Hull and Wakefield have used PHE’s online SHAPE tool to work out how best to invest money in dental services. SHAPE has allowed officials to map where practices are against areas of high deprivation as a proxy for poor oral health.
Overall access to NHS dentistry continues to increase. But problems still persist. During 2016/17, 60 per cent of children aged 0 to two years did not access services in Wakefield and Hull. Access figures are better for slightly older children, with about one fifth of three to five year olds not accessing the care that they need to enjoy good oral health.
In more deprived areas, where oral health tends to be poorer, lower proportions of children access primary care dental services. In Wakefield and Hull over a third of five year olds experience tooth decay. This is significantly higher than the England and regional averages.
To help tackle inequalities in children’s oral health, NHS England has launched a new national pilot called Starting Well. It is targeted on the 13 areas with highest rates of tooth decay in young children. Two of these are Wakefield and Hull.
The programme has two levels and involves working with existing practices. The first level sees dental teams adopting a preventive approach to the care that they provide and involves accepting new child patients, having an oral health champion, team training and audit.
Level two includes all that plus a commitment to work with communities and the children’s workforce such as health visitors and children centre staff, to reach out to families to encourage access to services by young children.

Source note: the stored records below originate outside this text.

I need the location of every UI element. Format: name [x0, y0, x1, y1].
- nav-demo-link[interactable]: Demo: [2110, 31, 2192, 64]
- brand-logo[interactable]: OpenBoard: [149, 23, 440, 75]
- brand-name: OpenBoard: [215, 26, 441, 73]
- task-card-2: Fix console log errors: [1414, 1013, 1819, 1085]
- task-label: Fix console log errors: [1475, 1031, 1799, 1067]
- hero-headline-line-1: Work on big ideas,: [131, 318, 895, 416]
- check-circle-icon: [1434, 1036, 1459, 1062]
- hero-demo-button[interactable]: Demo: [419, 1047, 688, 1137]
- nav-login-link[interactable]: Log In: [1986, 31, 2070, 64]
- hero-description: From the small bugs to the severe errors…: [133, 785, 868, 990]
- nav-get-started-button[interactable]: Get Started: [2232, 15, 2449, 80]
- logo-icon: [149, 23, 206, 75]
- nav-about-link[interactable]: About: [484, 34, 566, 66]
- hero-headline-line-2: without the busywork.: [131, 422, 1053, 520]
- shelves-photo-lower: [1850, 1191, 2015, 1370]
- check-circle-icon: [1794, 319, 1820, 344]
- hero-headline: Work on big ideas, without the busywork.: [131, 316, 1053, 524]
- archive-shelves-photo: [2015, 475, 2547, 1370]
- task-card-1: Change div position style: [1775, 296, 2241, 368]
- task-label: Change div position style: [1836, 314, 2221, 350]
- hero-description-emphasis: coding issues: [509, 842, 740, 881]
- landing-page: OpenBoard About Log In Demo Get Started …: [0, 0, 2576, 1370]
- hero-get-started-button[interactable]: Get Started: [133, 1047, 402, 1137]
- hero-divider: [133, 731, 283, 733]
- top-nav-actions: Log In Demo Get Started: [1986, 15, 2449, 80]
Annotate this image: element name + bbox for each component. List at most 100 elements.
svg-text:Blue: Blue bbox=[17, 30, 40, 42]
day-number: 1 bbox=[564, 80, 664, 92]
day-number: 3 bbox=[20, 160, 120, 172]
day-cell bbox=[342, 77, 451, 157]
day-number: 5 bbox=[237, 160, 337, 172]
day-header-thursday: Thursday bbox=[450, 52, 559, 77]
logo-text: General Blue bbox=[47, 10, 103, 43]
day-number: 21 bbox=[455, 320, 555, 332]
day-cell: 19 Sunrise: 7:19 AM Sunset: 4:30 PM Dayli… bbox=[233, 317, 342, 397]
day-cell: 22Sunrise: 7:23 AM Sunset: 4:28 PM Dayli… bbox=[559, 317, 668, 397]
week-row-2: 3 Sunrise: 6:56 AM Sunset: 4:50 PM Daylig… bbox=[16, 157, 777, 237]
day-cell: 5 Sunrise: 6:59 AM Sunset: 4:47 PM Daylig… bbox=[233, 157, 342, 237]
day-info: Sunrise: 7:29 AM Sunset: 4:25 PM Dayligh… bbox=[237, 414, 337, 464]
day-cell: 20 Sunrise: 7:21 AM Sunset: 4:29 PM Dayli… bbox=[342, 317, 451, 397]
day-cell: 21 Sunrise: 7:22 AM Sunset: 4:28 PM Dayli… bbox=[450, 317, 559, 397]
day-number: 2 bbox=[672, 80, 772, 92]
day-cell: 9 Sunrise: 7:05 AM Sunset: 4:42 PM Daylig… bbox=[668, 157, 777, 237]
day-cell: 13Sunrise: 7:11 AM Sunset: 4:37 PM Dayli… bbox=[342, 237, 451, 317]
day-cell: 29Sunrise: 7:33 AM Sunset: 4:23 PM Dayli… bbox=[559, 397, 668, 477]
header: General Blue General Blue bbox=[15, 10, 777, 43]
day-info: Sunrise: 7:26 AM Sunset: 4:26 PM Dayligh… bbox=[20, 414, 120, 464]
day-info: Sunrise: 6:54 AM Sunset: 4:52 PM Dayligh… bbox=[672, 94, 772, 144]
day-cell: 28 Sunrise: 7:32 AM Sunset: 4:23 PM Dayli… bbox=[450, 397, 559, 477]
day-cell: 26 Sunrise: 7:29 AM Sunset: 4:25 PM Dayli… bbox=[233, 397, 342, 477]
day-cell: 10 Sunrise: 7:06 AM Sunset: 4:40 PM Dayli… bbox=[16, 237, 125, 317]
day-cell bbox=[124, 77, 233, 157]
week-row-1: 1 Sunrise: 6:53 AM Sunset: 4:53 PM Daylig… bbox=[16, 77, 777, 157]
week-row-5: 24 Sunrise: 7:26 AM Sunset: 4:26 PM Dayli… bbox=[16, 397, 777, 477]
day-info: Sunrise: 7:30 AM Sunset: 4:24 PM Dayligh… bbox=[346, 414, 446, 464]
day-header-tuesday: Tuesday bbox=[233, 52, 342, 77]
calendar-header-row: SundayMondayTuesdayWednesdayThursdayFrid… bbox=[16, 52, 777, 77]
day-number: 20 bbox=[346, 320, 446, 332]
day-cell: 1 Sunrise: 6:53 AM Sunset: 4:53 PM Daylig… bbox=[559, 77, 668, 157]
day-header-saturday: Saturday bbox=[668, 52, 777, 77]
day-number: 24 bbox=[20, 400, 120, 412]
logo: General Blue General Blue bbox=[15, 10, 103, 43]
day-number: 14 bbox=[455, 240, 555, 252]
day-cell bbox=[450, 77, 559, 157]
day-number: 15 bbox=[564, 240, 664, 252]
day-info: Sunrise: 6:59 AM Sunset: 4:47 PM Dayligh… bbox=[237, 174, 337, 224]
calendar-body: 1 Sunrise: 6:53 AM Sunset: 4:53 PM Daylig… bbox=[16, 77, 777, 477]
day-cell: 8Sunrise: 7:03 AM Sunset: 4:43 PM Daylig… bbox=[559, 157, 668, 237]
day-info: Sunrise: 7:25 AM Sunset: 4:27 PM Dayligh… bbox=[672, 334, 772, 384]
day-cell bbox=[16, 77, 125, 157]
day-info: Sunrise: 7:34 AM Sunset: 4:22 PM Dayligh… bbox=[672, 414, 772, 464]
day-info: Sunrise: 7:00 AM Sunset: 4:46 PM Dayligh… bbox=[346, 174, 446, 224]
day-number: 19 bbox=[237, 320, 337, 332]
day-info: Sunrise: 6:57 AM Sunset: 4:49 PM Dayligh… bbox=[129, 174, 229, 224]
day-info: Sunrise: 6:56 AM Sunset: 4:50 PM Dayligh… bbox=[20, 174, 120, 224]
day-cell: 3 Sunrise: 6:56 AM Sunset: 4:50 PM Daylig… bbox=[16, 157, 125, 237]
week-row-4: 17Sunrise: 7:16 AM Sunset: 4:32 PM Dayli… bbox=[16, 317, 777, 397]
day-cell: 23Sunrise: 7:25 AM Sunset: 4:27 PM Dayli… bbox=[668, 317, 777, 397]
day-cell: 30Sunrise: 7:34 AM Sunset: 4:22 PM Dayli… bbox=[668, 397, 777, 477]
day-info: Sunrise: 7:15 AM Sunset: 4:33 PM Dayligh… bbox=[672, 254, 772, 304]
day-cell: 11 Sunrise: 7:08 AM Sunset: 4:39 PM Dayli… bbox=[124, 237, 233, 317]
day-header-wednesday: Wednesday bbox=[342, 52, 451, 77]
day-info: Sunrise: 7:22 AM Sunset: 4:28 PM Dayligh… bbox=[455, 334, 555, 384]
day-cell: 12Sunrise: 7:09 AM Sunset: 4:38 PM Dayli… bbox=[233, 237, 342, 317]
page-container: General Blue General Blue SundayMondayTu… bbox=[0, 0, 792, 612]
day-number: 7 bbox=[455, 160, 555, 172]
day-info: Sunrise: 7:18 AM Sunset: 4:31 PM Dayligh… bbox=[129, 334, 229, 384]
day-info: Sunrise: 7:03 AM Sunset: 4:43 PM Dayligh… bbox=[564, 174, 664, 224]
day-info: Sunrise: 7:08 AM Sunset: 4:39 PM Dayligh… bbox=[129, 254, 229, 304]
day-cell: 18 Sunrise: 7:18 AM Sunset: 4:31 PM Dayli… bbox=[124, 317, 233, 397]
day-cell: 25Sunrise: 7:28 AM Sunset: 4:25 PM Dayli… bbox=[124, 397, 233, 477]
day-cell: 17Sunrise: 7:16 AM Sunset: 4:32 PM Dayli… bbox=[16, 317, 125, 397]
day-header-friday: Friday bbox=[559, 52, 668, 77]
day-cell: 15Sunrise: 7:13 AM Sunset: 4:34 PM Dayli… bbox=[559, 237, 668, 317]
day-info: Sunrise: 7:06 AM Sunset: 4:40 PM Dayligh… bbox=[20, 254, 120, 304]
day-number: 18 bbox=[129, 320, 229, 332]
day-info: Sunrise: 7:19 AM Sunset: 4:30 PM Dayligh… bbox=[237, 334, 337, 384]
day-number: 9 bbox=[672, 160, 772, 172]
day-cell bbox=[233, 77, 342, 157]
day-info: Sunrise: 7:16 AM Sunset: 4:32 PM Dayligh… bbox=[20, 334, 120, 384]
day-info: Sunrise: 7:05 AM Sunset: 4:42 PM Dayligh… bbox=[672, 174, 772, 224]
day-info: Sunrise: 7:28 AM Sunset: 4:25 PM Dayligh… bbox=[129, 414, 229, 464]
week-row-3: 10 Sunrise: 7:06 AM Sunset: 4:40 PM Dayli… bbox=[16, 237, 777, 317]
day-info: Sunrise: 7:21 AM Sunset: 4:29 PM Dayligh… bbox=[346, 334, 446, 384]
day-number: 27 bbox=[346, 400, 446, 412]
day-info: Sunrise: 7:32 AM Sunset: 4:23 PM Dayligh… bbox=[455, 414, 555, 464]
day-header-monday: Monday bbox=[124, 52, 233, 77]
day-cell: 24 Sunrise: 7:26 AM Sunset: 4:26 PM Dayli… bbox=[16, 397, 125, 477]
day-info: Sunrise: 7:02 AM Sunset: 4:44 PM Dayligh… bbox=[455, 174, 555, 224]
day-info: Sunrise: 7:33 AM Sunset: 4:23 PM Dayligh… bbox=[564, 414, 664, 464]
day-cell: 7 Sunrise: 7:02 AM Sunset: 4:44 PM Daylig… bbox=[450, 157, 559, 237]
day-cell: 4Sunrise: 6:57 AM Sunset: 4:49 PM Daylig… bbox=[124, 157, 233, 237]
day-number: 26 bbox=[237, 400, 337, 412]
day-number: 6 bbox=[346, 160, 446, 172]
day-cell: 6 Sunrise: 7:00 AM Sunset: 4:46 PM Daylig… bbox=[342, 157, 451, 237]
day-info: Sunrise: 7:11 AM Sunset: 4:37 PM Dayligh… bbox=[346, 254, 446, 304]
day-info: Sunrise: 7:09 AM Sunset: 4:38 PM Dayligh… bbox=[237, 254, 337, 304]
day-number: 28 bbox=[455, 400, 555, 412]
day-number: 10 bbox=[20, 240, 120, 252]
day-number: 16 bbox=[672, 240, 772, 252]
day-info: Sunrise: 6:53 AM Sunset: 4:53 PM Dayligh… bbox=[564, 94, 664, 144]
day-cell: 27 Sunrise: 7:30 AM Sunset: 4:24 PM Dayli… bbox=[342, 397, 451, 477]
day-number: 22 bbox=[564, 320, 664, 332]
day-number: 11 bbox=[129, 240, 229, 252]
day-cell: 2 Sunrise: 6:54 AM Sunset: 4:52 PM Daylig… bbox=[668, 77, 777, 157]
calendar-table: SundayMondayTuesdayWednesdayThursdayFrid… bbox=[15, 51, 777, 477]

In Wakefield and Hull working groups were set up, including representatives from the local authority, PHE and NHS England, in spring 2017 to explore how best to tackle the issue. The decision was taken to use PHE’s SHAPE tool to identify the areas where need was greatest.
SHAPE (strategic health asset planning and evaluation) is an online platform that supports the planning of services by mapping physical assets and national datasets across a health economy.
Using SHAPE, the working group was able to create a heat map showing where dental practices were located, the areas of highest deprivation – which was used as a proxy for tooth decay – and the 15-minute walking radius from the practice. Knowledge of public transport links and soft intelligence were then considered.
Sally Eapen Simon, PHE’s Yorkshire and Humber consultant in dental public health, says: “We wanted to help stakeholders have a shared understanding of need and think about where investment might be made to address inequalities in access. Already we can see there are areas of high deprivation where access to services by families with young children is more of a challenge.
“Improving access to services for children, with a focus on reaching out to those who have not engaged with services previously, provides the opportunity for regular examinations, prevention interventions and evidence based advice to optimise children’s oral health.”
Dr Eapen Simon says: “Deprivation is considered a good proxy risk factor for oral health. Unfortunately, we did not have tooth decay data at ward level in the either area. Local authorities commission oral health surveys and the potential to use larger sample sizes would have provided us with data at a ward level. In this way, we could have potentially mapped the tooth decay and additional data using the SHAPE tool.”
She also says with more time and funding, they could have gone into even more detail.
“We could have looked at the location of children’s centres and nurseries, for example, to give us an idea of where children and families were in local communities.
“A collaborative approach between partners and making best use of local intelligence is key to help us address oral health inequalities and improve oral health in children locally.”
How is the approach being sustained?
The pilot has now been launched and tenders have gone out to local dental practices inviting them to apply to take part in Starting Well. Following an evaluation process, which will include sense checking information with the SHAPE tool, the practices taking part should be identified by the end of the year with a view to them starting the work in early 2018. The programme will then last two years.
By using SHAPE in this way, PHE associate director Barbara Coyle says it has prompted ideas about other ways it could be developed and deployed.
“The tool has great value in supporting the re-design of existing services or developing new ones to meet the needs of local people. This way of intelligence gathering could be of real use in supporting the wider healthcare commissioning agenda.
“The work in Wakefield and Hull has stimulated us to develop a specific component in SHAPE which will focus on dental care and will bring together data on dental activity and outcomes with demographic data and travel time analysis.”